Although Turpin wouldn’t specify, he said for AEZS-120, the company “already has some interest.”
Meanwhile, Resverlogix (TSE:RVX) is in the midst of splitting up the company to bring more attention to the “unrealized” value of the company’s epigenetics platform.
President and chief executive officer Donald McCaffrey says its RVX-208 clinical program “accounts for the entire market share of Resverlogix.” RVX-208 is currently being examined in a phase2b clinical trial for its effect on atherosclerotic disease.
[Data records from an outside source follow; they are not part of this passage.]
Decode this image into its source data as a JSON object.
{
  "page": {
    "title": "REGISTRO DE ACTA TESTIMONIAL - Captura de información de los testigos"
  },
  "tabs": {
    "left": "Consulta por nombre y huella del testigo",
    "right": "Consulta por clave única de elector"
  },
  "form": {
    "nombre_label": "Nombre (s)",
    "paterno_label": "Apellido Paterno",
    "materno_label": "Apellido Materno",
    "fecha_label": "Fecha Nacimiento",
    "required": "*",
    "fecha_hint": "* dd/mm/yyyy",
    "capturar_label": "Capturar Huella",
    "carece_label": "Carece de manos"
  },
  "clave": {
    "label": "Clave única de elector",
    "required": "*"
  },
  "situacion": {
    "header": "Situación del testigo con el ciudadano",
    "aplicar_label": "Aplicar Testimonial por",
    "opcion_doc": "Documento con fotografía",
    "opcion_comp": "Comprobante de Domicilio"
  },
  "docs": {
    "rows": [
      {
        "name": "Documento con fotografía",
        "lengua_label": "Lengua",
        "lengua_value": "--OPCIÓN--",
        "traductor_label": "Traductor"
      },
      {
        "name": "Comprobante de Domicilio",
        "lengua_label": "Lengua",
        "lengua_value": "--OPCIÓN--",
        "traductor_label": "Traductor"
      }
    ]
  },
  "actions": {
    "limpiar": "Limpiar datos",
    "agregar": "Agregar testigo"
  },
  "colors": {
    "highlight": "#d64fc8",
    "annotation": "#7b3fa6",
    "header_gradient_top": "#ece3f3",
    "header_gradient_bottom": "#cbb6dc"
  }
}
Resverlogix will hang onto RVX-208 and ApoA-I, which can remove atherosclerotic plaque in cardiovascular disease patient. The company will spin off the remaining epigenetics patents into RVX Therapeutics, the working title of the new operation.
The goal of the spin-off, set for June 3, is to make Resverlogix more attractive to prospective buyers that may not be inclined to invest in the epigenetic intellectual property. Resverlogix is already in talks with buyers. Shares reached a 52-week high of $3.83 last week.
iCo Therapeutics (CVE: ICO), which is focused on ocular disease, was profiling its lead phase 2 program for diabetic macular edema, the leading cause of blindness in adults. The company describes itself as a “project management team”, which acquires licenses to reformulate drugs with a built-in clinical history.
This month, iCo completed a 9.7 million unit offering priced at $0.35 per unit, comprised of one share and a warrant to buy an additional share at $0.40. Shares are trading in a 52-week range of $0.25 to $0.89 per share.
Medicago (TSE:MDG) is betting on being prepared for the next pandemic flu outbreak, when, not if, it happens. The Quebec-based company will stockpile “as much product as possible.”
The latest concern is the H7N9 virus in China, where there have been 32 deaths and 131 confirmed cases. Medicago has a commercial agreement with Philip Morris for influenza vaccines in China. Earlier this month, the company successfully produced a virus-like particles (VLP) vaccine candidate for the H7N9.
Medicago has completed a phase 2 pandemic flu study in Canada, with results expected this summer, and is working on a phase 2 seasonal influenza program in the United States. Shares have soared nearly 90 per cent this year.
Transition Therapeutics (TSE: TTH) (NASDAQ: TTHI) has two lead drug candidates: one is TT-401, a type 2 diabetes and obesity drug, and ELND005 for the treatment of Alzheimer's disease and bipolar disorder.
Its phase 2 trial is ongoing for ELND005, for which Transition has partnered with Elan. Transition, which has about $22 million in cash and an annual burn rate of about $7 to 8 million, expects to receive $133 million from Elan.
Transition says it should be getting news soon from Eli Lilly, its TT-401 partner, on how the pharma giant plans to proceed with the drug. If Lilly takes the drug in-house, Transition says it is “well-prepared” to move ahead with other pipeline projects.
The company announced results of a five-week proof-of-concept clinical study of TT-401 late last month that showed “significant improvements in glycemic control and reductions in body weight.” Shares jumped on that news and have risen about 40 per cent so far this year.